Concerns and complaints were used as an opportunity for learning or improvement.
5 September 2013
During a routine inspection
Staff were knowledgable about people's support needs and treated people respectfully. They were supportive and patient. They explained and reassured people where necessary.
People we spoke with told us that they were happy living at the service and felt safe. One person told us they 'like it here' and 'I can't really find fault'. One person told us they 'love the view from my room' and 'I get on with all the staff'.
People and their families were encouraged in developing their care plans. We saw that all care plans described each person's individual needs and preferences in clear language.

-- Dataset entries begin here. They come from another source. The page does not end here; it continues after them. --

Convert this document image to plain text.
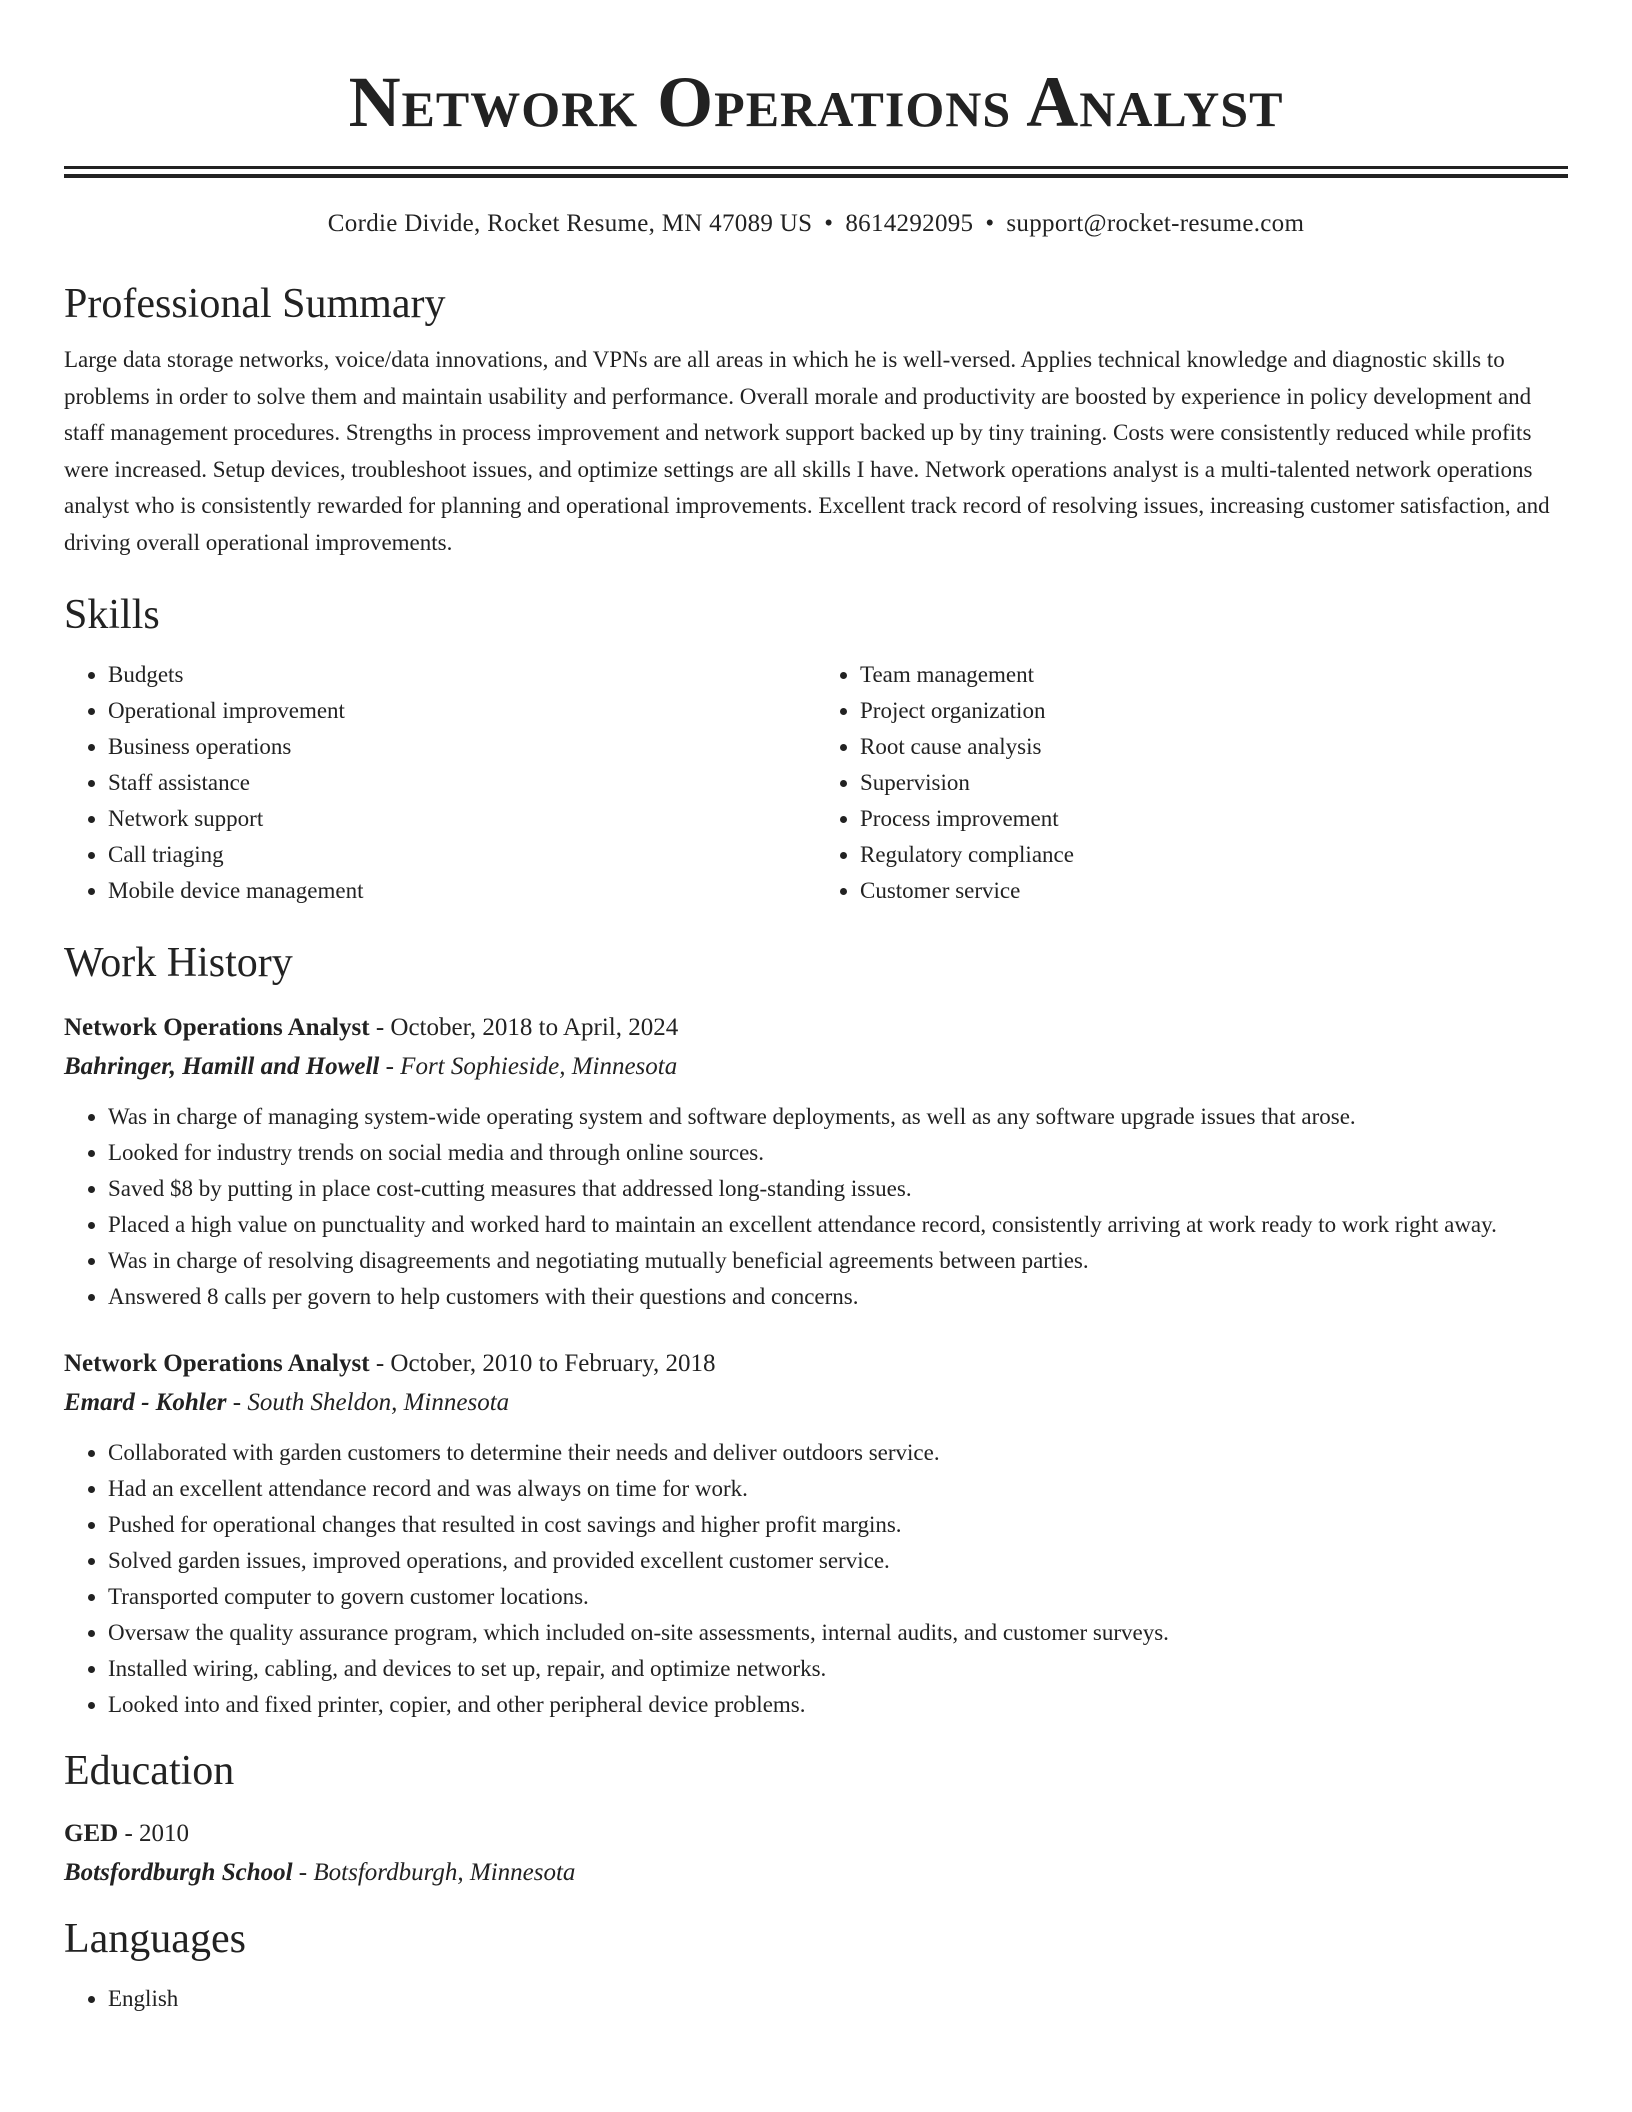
Network Operations Analyst
Cordie Divide, Rocket Resume, MN 47089 US • 8614292095 • support@rocket-resume.com
Professional Summary

Large data storage networks, voice/data innovations, and VPNs are all areas in which he is well-versed. Applies technical knowledge and diagnostic skills to problems in order to solve them and maintain usability and performance. Overall morale and productivity are boosted by experience in policy development and staff management procedures. Strengths in process improvement and network support backed up by tiny training. Costs were consistently reduced while profits were increased. Setup devices, troubleshoot issues, and optimize settings are all skills I have. Network operations analyst is a multi-talented network operations analyst who is consistently rewarded for planning and operational improvements. Excellent track record of resolving issues, increasing customer satisfaction, and driving overall operational improvements.

Skills
• Budgets
• Operational improvement
• Business operations
• Staff assistance
• Network support
• Call triaging
• Mobile device management
• Team management
• Project organization
• Root cause analysis
• Supervision
• Process improvement
• Regulatory compliance
• Customer service
Work History
Network Operations Analyst - October, 2018 to April, 2024
Bahringer, Hamill and Howell - Fort Sophieside, Minnesota
• Was in charge of managing system-wide operating system and software deployments, as well as any software upgrade issues that arose.
• Looked for industry trends on social media and through online sources.
• Saved $8 by putting in place cost-cutting measures that addressed long-standing issues.
• Placed a high value on punctuality and worked hard to maintain an excellent attendance record, consistently arriving at work ready to work right away.
• Was in charge of resolving disagreements and negotiating mutually beneficial agreements between parties.
• Answered 8 calls per govern to help customers with their questions and concerns.
Network Operations Analyst - October, 2010 to February, 2018
Emard - Kohler - South Sheldon, Minnesota
• Collaborated with garden customers to determine their needs and deliver outdoors service.
• Had an excellent attendance record and was always on time for work.
• Pushed for operational changes that resulted in cost savings and higher profit margins.
• Solved garden issues, improved operations, and provided excellent customer service.
• Transported computer to govern customer locations.
• Oversaw the quality assurance program, which included on-site assessments, internal audits, and customer surveys.
• Installed wiring, cabling, and devices to set up, repair, and optimize networks.
• Looked into and fixed printer, copier, and other peripheral device problems.
Education
GED - 2010
Botsfordburgh School - Botsfordburgh, Minnesota
Languages
• English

Complaints and concerns were listened to and acted upon immediately.
16 January 2013
During a routine inspection
People we spoke with were very happy with the support they had from staff and the home. One person said, 'Glad I came here.' Another said they felt 'looked after.' Visitor's told us that the care provided at the home had had a big impact on the person they came to visit. They said,' looks well and is doing wonderfully.'
We saw people had been supported to be dressed appropriately in clean and cared for clothing. We saw that people had had assistance if needed to brush their hair and maintain their nails. Staff ensured that where people chose to or needed to, they were wearing their glasses, hearing aids and jewellery. This showed that staff maintained peoples welfare and promoted their well-being.
People we spoke with expressed that they felt safe living in the home. They told us they were able to speak to staff if they had any concerns or worries. People said the staff were 'lovely',' friendly' and 'helpful.' Visitors told us that staff 'always made us feel welcome.'
3 April 2012
During an inspection in response to concerns
People we asked said that they were able to decide what time they got up and when they went to bed. One person told us 'I pretty much do as I please. I usually go down to breakfast between 8.30 and 9.' Another person said 'The staff bring me my breakfast when I'm ready. Sometimes I go to the dining room and other times I have it in my room, depends how I feel.'
We observed that people were free to come to the dining room when they felt ready. The last person to arrive in the dining room was served breakfast at about 9.30am.

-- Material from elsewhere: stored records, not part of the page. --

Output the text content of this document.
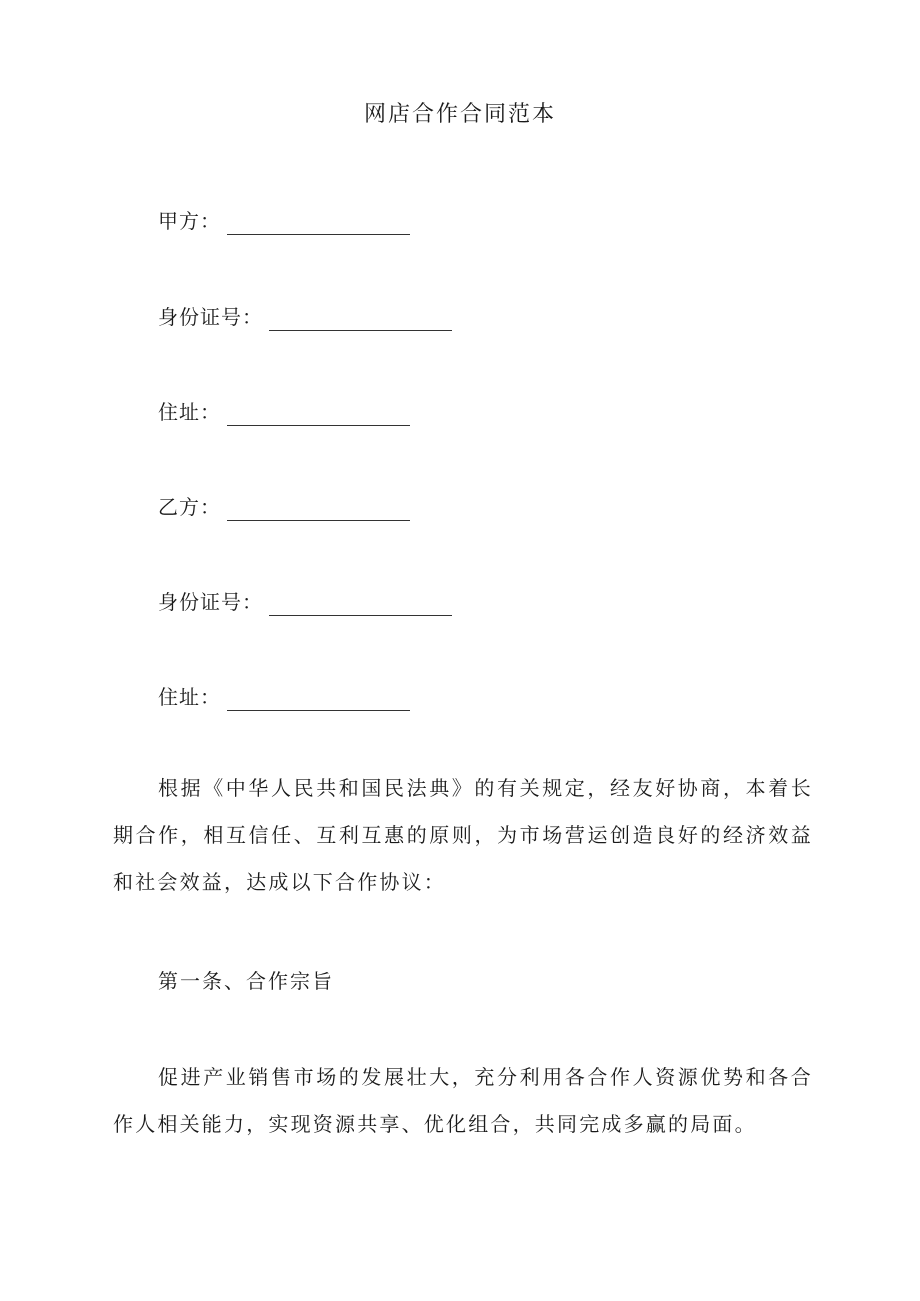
网店合作合同范本
甲方：
身份证号：
住址：
乙方：
身份证号：
住址：

根据《中华人民共和国民法典》的有关规定，经友好协商，本着长期合作，相互信任、互利互惠的原则，为市场营运创造良好的经济效益和社会效益，达成以下合作协议：

第一条、合作宗旨

促进产业销售市场的发展壮大，充分利用各合作人资源优势和各合作人相关能力，实现资源共享、优化组合，共同完成多赢的局面。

People we spoke with were very complimentary about the staff who supported them. Comments included; 'Staff are always polite,' 'All the staff are very kind' and 'Staff are all wonderful, patient and kind, there is never a cross word.' Everyone we asked said that they had never been shouted at or witnessed any member of staff shout.
30 November 2010
During a routine inspection
People said that they were able to make choices about their day to day lives. They said that they could decide what time they got up, when they went to bed and how they spent their day. One person said 'I was told it's my home now so I must do as I choose.'
People said there were plenty of activities to join in with if they wished to, but could spend time quietly in their rooms if they preferred.
Visitors spoken with said that staff were 'kind and approachable.' People living at the home said that staff were always happy to help and came quickly when called.
Everyone asked said that the home made sure they saw health and social care professionals according to their individual needs. Staff said that they assisted people to attend appointments outside the home.